I was just thinking about this very same topic the other night. I was thinking to myself that If I had to do it over again, I would probably Not have kids. Just like she said, not because I don’t love mine, but because I love them so much and if anything were to happen to them, I would not want to live, and I don’t know how I would survive, heart and soul if anything were to happen. It takes a LOT of sacrifice and heartbreak to be a parent, and when you have to work like me, it’s so heartbreaking to not be able to stay home with your kids, to raise them, to be with them after school and not have to rely on anyone else taking care of them. I think a lot of SAHM that can afford to not work, are incredibly lucky and won’t agree with me or the author of this article, but the mothers that HAVE to work are the one’s that may know what I mean. The only way I would ever considering having more children is if I didn’t have to work, or at least find a job where I was my own boss. There is such a thing as loving your kids so much you just want the best for them. I love my kids with all my being but, everyday, I am ridden with sadness and guilt that I am not able to be there for them as often as I want.

aerialla April 10, 2009, 3:47 PM

My darling husband has worked 2 full time jobs so that I could stay home with our children (Ages 10 and 7). Now with both of them in school he works both to pay the bills and I know work a part time 20 hour a week job. I only work when there are in school. Has it been rough yes, have there been times when we have both wondered what life would have been like without them, yes. I have been on both sides, a stay at home and working mom. Neither one is an easy choice and neither is better than the other. When I stayed at home I would have given anything to work outside the home and now that I work I want to be home. Every mother goes through the balancing and juggling act of mother and woman. There is no right answer and I think as long as the children are not lost along the way and know that they are loved then it is the best you can do.

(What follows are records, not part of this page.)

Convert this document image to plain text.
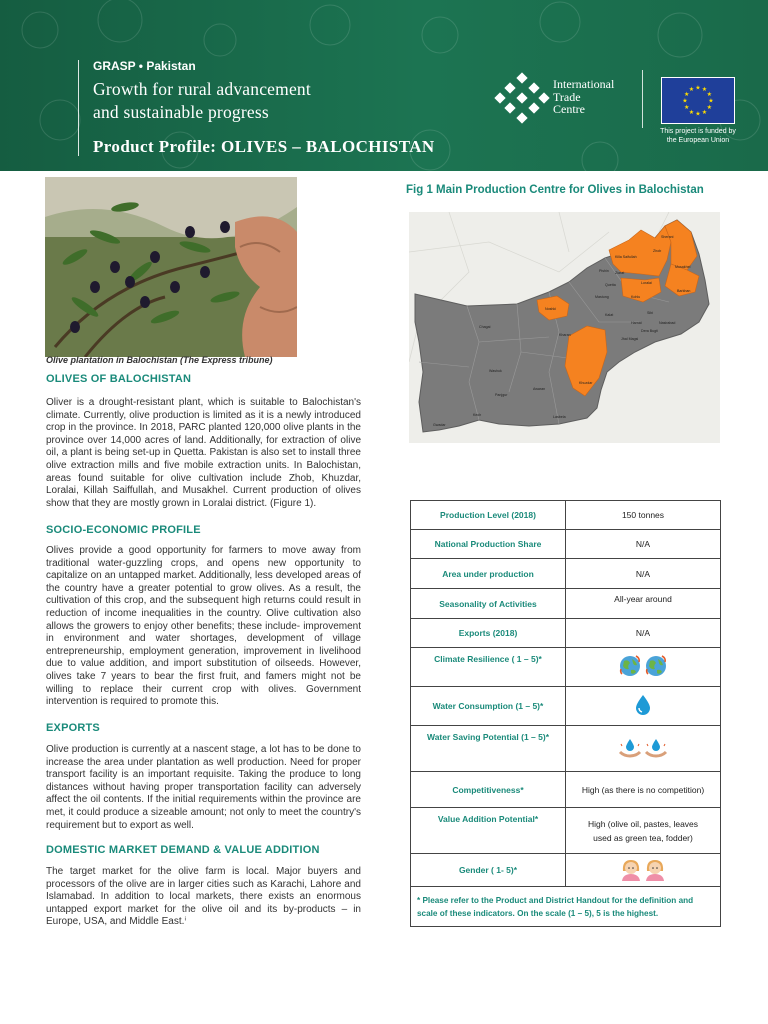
GRASP • Pakistan
Growth for rural advancement
and sustainable progress
Product Profile: OLIVES – BALOCHISTAN
International
Trade
Centre
★ ★
★
★
★
★
★
★
★
★
★
★
This project is funded by
the European Union
Olive plantation in Balochistan (The Express tribune)
OLIVES OF BALOCHISTAN
Oliver is a drought-resistant plant, which is suitable to Balochistan's climate. Currently, olive production is limited as it is a newly introduced crop in the province. In 2018, PARC planted 120,000 olive plants in the province over 14,000 acres of land. Additionally, for extraction of olive oil, a plant is being set-up in Quetta. Pakistan is also set to install three olive extraction mills and five mobile extraction units. In Balochistan, areas found suitable for olive cultivation include Zhob, Khuzdar, Loralai, Killah Saiffullah, and Musakhel. Current production of olives show that they are mostly grown in Loralai district. (Figure 1).
SOCIO-ECONOMIC PROFILE
Olives provide a good opportunity for farmers to move away from traditional water-guzzling crops, and opens new opportunity to capitalize on an untapped market. Additionally, less developed areas of the country have a greater potential to grow olives. As a result, the cultivation of this crop, and the subsequent high returns could result in reduction of income inequalities in the country. Olive cultivation also allows the growers to enjoy other benefits; these include- improvement in environment and water shortages, development of village entrepreneurship, employment generation, improvement in livelihood due to value addition, and import substitution of oilseeds. However, olives take 7 years to bear the first fruit, and famers might not be willing to replace their current crop with olives. Government intervention is required to promote this.
EXPORTS
Olive production is currently at a nascent stage, a lot has to be done to increase the area under plantation as well production. Need for proper transport facility is an important requisite. Taking the produce to long distances without having proper transportation facility can adversely affect the oil contents. If the initial requirements within the province are met, it could produce a sizeable amount; not only to meet the country's requirement but to export as well.
DOMESTIC MARKET DEMAND & VALUE ADDITION
The target market for the olive farm is local. Major buyers and processors of the olive are in larger cities such as Karachi, Lahore and Islamabad. In addition to local markets, there exists an enormous untapped export market for the olive oil and its by-products – in Europe, USA, and Middle East.ⁱ
Fig 1 Main Production Centre for Olives in Balochistan
Sherani
Zhob
Musakhel
Killa Saifullah
Loralai
Barkhan
Pishin
Quetta
Mastung
Kalat	Sibi
Kohlu
Dera Bugti
Nasirabad
Chagai
Kharan
Washuk
Khuzdar
Awaran
Panjgur
Kech	Lasbela
Gwadar
Noshki
Ziarat
Harnai
Jhal Magsi
Production Level (2018)	150 tonnes
National Production Share	N/A
Area under production	N/A
Seasonality of Activities	All-year around
Exports (2018)	N/A
Climate Resilience ( 1 – 5)*	

Water Consumption (1 – 5)*	

Water Saving Potential (1 – 5)*	

Competitiveness*	High (as there is no competition)
Value Addition Potential*	High (olive oil, pastes, leaves
used as green tea, fodder)

Gender ( 1- 5)*	

* Please refer to the Product and District Handout for the definition and
scale of these indicators. On the scale (1 – 5), 5 is the highest.	
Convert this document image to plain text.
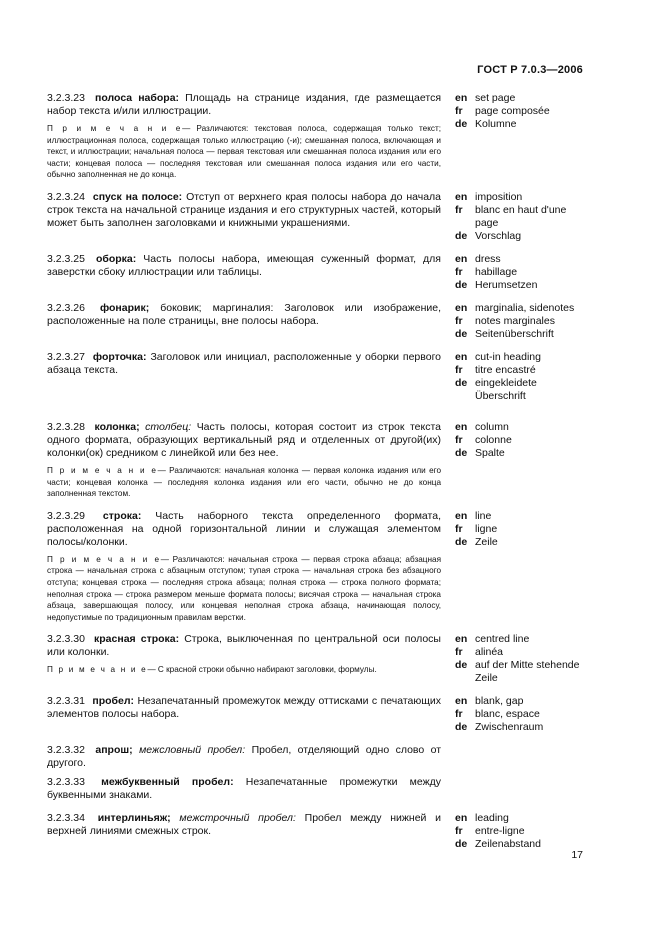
ГОСТ Р 7.0.3—2006

3.2.3.23 полоса набора: Площадь на странице издания, где размещается набор текста и/или иллюстрации.

П р и м е ч а н и е— Различаются: текстовая полоса, содержащая только текст; иллюстрационная полоса, содержащая только иллюстрацию (-и); смешанная полоса, включающая и текст, и иллюстрации; начальная полоса — первая текстовая или смешанная полоса издания или его части; концевая полоса — последняя текстовая или смешанная полоса издания или его части, обычно заполненная не до конца.

en set page
fr	page composée
de Kolumne

3.2.3.24 спуск на полосе: Отступ от верхнего края полосы набора до начала строк текста на начальной странице издания и его структурных частей, который может быть заполнен заголовками и книжными украшениями.

en imposition
fr	blanc en haut d'une page
de Vorschlag

3.2.3.25 оборка: Часть полосы набора, имеющая суженный формат, для заверстки сбоку иллюстрации или таблицы.

en dress
fr	habillage
de Herumsetzen

3.2.3.26 фонарик; боковик; маргиналия: Заголовок или изображение, расположенные на поле страницы, вне полосы набора.

en marginalia, sidenotes
fr	notes marginales
de Seitenüberschrift

3.2.3.27 форточка: Заголовок или инициал, расположенные у оборки первого абзаца текста.

en cut-in heading
fr	titre encastré
de eingekleidete Überschrift

3.2.3.28 колонка; столбец: Часть полосы, которая состоит из строк текста одного формата, образующих вертикальный ряд и отделенных от другой(их) колонки(ок) средником с линейкой или без нее.

П р и м е ч а н и е— Различаются: начальная колонка — первая колонка издания или его части; концевая колонка — последняя колонка издания или его части, обычно не до конца заполненная текстом.

en column
fr	colonne
de Spalte

3.2.3.29 строка: Часть наборного текста определенного формата, расположенная на одной горизонтальной линии и служащая элементом полосы/колонки.

П р и м е ч а н и е— Различаются: начальная строка — первая строка абзаца; абзацная строка — начальная строка с абзацным отступом; тупая строка — начальная строка без абзацного отступа; концевая строка — последняя строка абзаца; полная строка — строка полного формата; неполная строка — строка размером меньше формата полосы; висячая строка — начальная строка абзаца, завершающая полосу, или концевая неполная строка абзаца, начинающая полосу, недопустимые по традиционным правилам верстки.

en line
fr	ligne
de Zeile

3.2.3.30 красная строка: Строка, выключенная по центральной оси полосы или колонки.

П р и м е ч а н и е— С красной строки обычно набирают заголовки, формулы.

en centred line
fr	alinéa
de auf der Mitte stehende Zeile

3.2.3.31 пробел: Незапечатанный промежуток между оттисками с печатающих элементов полосы набора.

en blank, gap
fr	blanc, espace
de Zwischenraum

3.2.3.32 апрош; межсловный пробел: Пробел, отделяющий одно слово от другого.

3.2.3.33 межбуквенный пробел: Незапечатанные промежутки между буквенными знаками.

3.2.3.34 интерлиньяж; межстрочный пробел: Пробел между нижней и верхней линиями смежных строк.

en leading
fr	entre-ligne
de Zeilenabstand
17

Tiffany April 10, 2009, 5:30 PM

I live in Southern California, in an area where the median home price is $500,000 as another commenter said. We eat ONLY organic foods. My husband makes $40,000 a year and I make $7,500 working from home. I work ten hours per week and I STILL stay home with my son. I never shop, we do not eat out, we live very, very simply. But, I am at home. The author could make it work. She doesn’t want to. So, yeah, she probably shouldn’t have had kids.

Deborah August 31, 2009, 12:36 PM

I agree completely. The saddest part of all this is that most of these couples don’t NEED two incomes. They just NEED stuff, and two incomes is the only way to get all the crap they don’t really need.

Lisa August 31, 2009, 12:42 PM

I feel sorry for the author. If she feels like she is missing out on so much and wants to stay home so badly, she should try to find a way to make it work. But I do have to say … telling someone she shouldn’t have a kid if both she and her husband have to work is just plain silly. My husband and I both work. I eat breakfast with my son; the three of us eat dinner together. It’s not impossible. I can’t imagine not having my son because I work. He is the joy and the light of my life.

Anonymous December 14, 2009, 8:41 PM

Are you kidding me? I know poeple with 2-6 kids in their family, have full time jobs, and spend plenty of time with their kids. Hell my own mother who is a single parent and went to australia for two weeks by herself. Be a stay at home parent? Pleeez, that’s B.S. people just need a backbone and some alligator skin. toughen up and get creative with your family life. stop this cookie cutter sh!t.